7. The Secretary of State filed nothing further in support of the grounds. No request was made to the First-tier Tribunal or to the Upper Tribunal for a copy or a transcript of the judge's record of proceedings, or for a response from the judge to the allegation made.
8. The minute is quite brief, and rather vague. Its most particular suggestion is that the appellant was to change his evidence about a date from December to February. However, the precise questions put and answers extracted are not recorded. It is not clear whether there was timeous objection. The minute records the matter under the heading of submissions.
9. It might well be relevant to submit that evidence had been elicited by leading questions, being a matter going to the weight properly to be given to that evidence, but any objection needs to be taken when the question is put.
10. In advance of the hearing I identified the judge's handwritten record, which is quite lengthy, on the file. It is reasonably if not 100% legible. It shows (as would normally be expected) relatively short questions and longer answers throughout the oral evidence. I advised the parties that while I had not perused every line of the record line by line, I had seen no note of an objection or ruling.

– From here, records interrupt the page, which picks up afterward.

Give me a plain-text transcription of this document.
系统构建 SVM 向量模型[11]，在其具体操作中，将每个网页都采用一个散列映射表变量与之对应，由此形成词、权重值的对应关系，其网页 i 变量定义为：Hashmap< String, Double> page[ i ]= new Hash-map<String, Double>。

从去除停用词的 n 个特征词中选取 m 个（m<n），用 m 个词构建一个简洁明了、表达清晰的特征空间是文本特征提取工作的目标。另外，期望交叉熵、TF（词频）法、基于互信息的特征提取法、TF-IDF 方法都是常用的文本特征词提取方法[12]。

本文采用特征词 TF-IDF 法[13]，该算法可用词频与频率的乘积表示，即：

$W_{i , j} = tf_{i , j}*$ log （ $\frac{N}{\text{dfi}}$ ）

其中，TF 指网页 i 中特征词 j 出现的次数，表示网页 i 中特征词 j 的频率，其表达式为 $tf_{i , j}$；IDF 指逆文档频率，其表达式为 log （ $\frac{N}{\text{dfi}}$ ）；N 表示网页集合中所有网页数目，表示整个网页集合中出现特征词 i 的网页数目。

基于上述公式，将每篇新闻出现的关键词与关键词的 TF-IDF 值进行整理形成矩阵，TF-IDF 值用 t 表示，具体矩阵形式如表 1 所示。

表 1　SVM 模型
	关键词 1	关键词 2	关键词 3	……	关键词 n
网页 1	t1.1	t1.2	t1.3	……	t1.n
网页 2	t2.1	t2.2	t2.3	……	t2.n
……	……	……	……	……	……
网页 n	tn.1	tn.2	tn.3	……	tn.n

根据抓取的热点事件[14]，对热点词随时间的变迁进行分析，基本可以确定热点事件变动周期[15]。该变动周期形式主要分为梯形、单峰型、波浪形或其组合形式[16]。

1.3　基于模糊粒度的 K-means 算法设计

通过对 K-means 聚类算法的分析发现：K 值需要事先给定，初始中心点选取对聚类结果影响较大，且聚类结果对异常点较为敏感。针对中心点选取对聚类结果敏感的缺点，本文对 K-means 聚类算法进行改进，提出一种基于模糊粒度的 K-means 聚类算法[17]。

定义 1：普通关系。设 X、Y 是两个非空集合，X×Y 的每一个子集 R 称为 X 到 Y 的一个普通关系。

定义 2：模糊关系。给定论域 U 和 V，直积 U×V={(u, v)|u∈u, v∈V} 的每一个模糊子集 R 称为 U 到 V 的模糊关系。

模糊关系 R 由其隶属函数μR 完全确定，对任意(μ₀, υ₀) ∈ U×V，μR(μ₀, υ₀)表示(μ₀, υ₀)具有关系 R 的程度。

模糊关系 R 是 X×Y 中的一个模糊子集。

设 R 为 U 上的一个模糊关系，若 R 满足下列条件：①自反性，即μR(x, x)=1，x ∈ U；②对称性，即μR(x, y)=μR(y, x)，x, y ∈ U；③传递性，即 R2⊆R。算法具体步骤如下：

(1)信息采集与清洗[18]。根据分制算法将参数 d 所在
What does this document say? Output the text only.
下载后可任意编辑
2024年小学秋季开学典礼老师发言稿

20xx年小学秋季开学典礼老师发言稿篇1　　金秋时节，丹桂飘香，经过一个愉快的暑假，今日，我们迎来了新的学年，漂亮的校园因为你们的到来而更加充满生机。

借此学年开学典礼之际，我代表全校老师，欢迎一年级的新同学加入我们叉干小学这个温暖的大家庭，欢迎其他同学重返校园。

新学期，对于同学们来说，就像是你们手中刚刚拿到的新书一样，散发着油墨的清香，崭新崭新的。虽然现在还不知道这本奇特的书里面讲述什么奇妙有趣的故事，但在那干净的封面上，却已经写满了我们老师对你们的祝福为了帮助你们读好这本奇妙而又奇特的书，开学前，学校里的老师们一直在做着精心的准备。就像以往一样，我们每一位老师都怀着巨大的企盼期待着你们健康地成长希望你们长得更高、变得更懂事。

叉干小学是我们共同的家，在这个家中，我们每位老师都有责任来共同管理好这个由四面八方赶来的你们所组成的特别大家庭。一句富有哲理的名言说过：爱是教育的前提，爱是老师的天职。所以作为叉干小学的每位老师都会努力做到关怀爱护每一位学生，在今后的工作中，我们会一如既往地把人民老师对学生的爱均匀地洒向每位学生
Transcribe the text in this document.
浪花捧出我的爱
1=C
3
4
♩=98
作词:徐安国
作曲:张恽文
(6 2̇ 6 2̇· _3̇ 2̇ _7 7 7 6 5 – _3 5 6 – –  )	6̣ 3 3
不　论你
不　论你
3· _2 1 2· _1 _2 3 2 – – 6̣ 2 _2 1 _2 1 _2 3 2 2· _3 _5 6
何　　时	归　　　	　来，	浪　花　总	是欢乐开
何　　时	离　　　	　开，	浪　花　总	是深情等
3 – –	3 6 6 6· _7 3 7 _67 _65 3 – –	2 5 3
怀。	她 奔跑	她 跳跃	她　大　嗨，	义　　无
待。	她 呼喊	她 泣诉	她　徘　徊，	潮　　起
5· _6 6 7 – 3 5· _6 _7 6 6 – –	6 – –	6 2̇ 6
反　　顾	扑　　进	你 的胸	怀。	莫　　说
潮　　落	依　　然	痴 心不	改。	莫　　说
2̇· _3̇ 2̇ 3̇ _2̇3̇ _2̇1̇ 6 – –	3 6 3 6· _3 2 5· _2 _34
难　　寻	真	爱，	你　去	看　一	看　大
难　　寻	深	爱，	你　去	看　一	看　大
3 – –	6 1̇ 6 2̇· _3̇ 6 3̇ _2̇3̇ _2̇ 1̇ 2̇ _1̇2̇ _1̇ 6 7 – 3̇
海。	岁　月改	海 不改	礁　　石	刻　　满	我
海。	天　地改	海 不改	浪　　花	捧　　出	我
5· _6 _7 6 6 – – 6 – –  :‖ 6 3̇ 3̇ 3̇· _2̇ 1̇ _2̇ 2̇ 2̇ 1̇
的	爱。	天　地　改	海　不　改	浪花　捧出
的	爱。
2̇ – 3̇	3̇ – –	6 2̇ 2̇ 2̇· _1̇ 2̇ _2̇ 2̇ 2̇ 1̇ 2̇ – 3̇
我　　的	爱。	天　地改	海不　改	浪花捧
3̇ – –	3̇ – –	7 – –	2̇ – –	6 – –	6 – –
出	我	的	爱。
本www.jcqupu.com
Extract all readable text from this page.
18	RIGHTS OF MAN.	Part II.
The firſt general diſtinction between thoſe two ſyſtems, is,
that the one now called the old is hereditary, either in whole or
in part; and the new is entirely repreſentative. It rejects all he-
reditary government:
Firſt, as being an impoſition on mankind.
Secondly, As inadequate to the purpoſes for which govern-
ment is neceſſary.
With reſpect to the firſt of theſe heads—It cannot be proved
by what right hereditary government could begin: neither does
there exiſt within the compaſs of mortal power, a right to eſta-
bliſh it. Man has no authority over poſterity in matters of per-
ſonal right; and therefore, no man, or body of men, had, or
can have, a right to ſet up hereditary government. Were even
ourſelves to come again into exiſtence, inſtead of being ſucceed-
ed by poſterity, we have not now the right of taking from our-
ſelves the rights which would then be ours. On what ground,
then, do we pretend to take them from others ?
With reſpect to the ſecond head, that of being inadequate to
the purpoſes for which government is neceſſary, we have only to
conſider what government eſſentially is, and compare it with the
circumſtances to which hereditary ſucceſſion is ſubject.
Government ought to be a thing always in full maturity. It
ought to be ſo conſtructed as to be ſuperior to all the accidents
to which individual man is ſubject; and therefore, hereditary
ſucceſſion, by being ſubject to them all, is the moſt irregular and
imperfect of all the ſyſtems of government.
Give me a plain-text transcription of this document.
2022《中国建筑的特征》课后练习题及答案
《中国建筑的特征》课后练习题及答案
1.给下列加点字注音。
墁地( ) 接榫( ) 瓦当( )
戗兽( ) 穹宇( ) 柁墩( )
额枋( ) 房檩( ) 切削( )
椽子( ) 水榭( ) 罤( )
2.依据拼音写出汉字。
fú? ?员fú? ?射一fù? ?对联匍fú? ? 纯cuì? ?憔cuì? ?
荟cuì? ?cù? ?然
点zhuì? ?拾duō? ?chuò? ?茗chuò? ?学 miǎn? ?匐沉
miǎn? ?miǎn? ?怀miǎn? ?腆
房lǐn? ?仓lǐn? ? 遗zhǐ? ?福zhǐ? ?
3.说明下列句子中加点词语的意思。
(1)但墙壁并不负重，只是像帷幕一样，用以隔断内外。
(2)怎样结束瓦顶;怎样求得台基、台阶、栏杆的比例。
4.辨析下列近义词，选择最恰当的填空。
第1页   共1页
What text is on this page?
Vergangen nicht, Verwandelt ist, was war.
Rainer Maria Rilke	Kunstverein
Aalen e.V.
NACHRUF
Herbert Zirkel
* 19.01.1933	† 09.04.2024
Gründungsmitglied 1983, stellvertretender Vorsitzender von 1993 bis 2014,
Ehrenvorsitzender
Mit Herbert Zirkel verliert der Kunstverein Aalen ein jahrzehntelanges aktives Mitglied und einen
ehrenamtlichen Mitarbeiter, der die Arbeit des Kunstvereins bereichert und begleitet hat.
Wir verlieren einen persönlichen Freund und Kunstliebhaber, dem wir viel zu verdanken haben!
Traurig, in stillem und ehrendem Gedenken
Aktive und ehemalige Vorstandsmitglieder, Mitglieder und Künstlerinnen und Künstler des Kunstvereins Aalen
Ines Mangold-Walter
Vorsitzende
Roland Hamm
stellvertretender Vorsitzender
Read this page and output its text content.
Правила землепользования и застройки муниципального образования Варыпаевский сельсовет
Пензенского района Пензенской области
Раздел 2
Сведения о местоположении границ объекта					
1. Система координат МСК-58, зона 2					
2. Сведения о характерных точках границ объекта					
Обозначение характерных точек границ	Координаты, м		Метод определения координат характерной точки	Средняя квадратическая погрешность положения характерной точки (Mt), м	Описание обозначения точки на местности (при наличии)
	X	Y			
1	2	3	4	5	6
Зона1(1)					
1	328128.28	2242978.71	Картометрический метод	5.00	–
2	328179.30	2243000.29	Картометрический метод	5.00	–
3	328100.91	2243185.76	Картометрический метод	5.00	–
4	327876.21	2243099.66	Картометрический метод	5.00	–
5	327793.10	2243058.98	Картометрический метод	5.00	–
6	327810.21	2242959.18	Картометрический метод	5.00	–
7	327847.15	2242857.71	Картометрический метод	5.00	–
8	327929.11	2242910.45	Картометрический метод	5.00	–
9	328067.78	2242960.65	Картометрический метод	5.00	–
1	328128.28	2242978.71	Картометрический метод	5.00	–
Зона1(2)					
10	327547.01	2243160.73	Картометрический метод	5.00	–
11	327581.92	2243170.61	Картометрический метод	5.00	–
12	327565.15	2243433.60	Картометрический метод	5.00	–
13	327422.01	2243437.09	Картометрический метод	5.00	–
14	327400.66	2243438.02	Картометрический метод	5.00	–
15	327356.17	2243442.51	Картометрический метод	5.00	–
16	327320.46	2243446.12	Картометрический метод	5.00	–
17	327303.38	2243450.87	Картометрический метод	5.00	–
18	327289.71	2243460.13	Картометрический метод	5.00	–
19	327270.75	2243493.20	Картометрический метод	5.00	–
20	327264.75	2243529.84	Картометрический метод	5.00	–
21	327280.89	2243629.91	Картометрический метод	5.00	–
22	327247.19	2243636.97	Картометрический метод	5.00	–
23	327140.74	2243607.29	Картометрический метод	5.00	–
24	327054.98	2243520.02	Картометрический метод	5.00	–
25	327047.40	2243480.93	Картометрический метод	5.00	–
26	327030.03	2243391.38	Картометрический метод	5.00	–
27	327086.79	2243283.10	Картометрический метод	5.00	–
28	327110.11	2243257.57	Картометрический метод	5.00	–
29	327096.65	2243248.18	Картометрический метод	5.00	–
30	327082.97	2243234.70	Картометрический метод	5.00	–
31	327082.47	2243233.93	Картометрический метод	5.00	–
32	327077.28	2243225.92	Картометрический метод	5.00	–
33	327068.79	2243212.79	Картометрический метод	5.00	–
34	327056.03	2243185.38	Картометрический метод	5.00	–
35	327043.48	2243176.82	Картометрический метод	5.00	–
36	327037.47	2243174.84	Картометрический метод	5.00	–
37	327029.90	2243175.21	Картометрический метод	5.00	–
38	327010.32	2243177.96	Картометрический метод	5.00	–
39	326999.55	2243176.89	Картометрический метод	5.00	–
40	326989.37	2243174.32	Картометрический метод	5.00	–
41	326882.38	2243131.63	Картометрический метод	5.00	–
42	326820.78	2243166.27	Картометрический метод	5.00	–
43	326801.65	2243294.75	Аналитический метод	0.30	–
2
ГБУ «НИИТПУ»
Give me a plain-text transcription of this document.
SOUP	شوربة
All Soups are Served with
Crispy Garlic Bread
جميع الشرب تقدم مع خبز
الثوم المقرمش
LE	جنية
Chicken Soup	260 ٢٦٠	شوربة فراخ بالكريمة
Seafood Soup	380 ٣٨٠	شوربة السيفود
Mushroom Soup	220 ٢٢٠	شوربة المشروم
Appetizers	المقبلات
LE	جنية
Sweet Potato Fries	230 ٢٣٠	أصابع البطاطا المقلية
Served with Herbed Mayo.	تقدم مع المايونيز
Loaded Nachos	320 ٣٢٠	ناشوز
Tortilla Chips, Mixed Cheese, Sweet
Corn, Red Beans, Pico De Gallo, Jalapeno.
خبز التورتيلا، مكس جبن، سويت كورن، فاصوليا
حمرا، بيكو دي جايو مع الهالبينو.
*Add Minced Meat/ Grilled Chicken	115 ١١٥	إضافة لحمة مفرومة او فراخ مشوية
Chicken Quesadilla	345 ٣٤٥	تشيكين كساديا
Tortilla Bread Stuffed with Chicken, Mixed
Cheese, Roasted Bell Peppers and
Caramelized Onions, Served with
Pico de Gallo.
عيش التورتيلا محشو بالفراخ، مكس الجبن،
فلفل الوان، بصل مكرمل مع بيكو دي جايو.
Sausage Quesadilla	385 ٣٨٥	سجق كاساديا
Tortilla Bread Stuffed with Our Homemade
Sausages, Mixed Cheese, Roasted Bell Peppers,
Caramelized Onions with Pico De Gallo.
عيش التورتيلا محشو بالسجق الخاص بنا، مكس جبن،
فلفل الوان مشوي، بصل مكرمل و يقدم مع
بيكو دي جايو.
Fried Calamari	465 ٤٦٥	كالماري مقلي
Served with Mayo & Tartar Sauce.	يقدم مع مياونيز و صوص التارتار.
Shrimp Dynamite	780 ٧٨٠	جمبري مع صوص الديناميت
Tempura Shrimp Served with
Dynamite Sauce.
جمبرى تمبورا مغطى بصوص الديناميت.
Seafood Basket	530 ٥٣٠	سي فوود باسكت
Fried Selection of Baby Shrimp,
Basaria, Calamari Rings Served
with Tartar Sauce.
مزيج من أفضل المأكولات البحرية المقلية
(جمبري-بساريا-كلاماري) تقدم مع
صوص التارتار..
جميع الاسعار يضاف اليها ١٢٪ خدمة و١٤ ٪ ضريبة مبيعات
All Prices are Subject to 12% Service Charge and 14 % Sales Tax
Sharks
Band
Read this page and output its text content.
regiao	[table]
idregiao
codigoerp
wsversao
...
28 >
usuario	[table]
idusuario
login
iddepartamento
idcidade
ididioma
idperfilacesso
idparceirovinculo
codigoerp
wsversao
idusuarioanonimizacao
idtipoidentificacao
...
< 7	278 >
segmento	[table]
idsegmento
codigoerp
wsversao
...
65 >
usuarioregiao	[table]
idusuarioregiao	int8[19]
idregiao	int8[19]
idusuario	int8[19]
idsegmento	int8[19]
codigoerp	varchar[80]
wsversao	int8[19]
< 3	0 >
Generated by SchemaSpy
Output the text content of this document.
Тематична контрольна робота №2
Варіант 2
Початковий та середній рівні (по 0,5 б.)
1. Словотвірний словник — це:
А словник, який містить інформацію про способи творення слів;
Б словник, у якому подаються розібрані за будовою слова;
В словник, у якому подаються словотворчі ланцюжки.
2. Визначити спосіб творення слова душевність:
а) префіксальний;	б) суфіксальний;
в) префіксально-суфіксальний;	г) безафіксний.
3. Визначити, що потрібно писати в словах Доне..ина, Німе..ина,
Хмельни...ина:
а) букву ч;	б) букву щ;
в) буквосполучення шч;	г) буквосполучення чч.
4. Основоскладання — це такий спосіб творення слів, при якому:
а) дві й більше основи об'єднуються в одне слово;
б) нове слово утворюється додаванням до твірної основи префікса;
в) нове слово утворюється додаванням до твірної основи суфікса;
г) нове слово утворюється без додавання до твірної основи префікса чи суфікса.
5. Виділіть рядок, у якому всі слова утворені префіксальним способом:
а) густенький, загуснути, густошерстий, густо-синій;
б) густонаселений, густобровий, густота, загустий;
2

11. If there had been one or more objections in the course of the oral evidence, that ought to have been reflected both on the record and in the decision.
12. I did not call on Mr Miah to reply to the submissions on behalf of the SSHD.
13. The SSHD asserts that the judge perpetrated a procedural irregularity amounting to a material error of law. There are obvious steps, which I have mentioned above, which might have been taken with a view to discharging the onus on the SSHD to the required standard, the balance of probability. I accept that the minute by the Presenting Officer is an adminicle of evidence tending to support the grounds. There is no reason to doubt that the minute is anything but honestly and conscientiously prepared. However, it does not go very far to make the SSHD's case. It fails to record the precise questions to which objection was taken, the stage at which objections were made, the submissions thereon, or the judge's ruling (except that "it was ok").
14. In my view, the SSHD has failed to establish to the necessary standard that there was any procedural irregularity, and has fallen still further short of showing that it might have been of such nature as to amount to material error of law.
15. I record that the shortcomings in the SSHD's case were not any responsibility of Mr Richards, from whom I ascertained that he had seen the file only the day before the hearing (in accordance with what I understand to be the SSHD's regular practice).
16. If the SSHD were to have made anything of such grounds of appeal, the necessary steps should have been taken very much earlier in the proceedings (beginning when the application for permission was made).
17. The SSHD's appeal to the Upper Tribunal is dismissed. The decision of the First-tier Tribunal, allowing the appellant to appeal, shall stand.